Even with The One's powers increasing, he's obsessed with capturing the Allgood siblings and taking their gifts for his own. He will stop at nothing, including deception, torture and murder, to get what he wants. But in all of the darkness, a bit of light may be found, not unlike what occurs during the huge musical festival where Wisty discovers a love of performing on stage. Even during the fun, though, they can't let down their guard. The One has informers and double agents planted, ready to take down the Allgoods at the first opportunity.

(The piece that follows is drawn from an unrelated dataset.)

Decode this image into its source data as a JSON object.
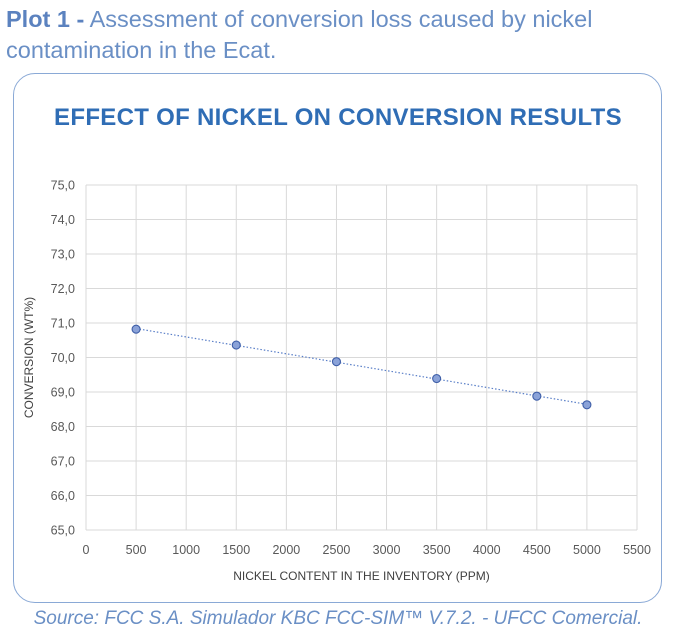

The children need to remember to trust no one, but sometimes they must do just that in order to survive.

In this second book of the Witch & Wizard series, James Patterson teams up with Ned Rust to continue the adventures of Whit and Wisty. As in the first installment, THE GIFT surges with fast-paced action and even more cool magical effects. The vivid descriptions and immense imagination fill the pages with color. I very much respect the theme of the importance of creativity, thought, ideas, music, books and art ("If there is one thing I need to teach you, it's never underestimate the power of what you or others create. Music, art, film, writing...there's tremendous energy here. This is life force. Very important."). I also love the line from Whit on smoking ("I look at each smoldering cigar and, one by one, I visualize the rolled brown tobacco inside. Foul stuff. I hate nicotine poison."). The authors work very well together and have come up with the clever distinction of alternating chapters of first person, some through Whit's eyes and others through Wisty's. Fans will be thrilled to know that printed on the last page are the words "TO BE CONTINUED."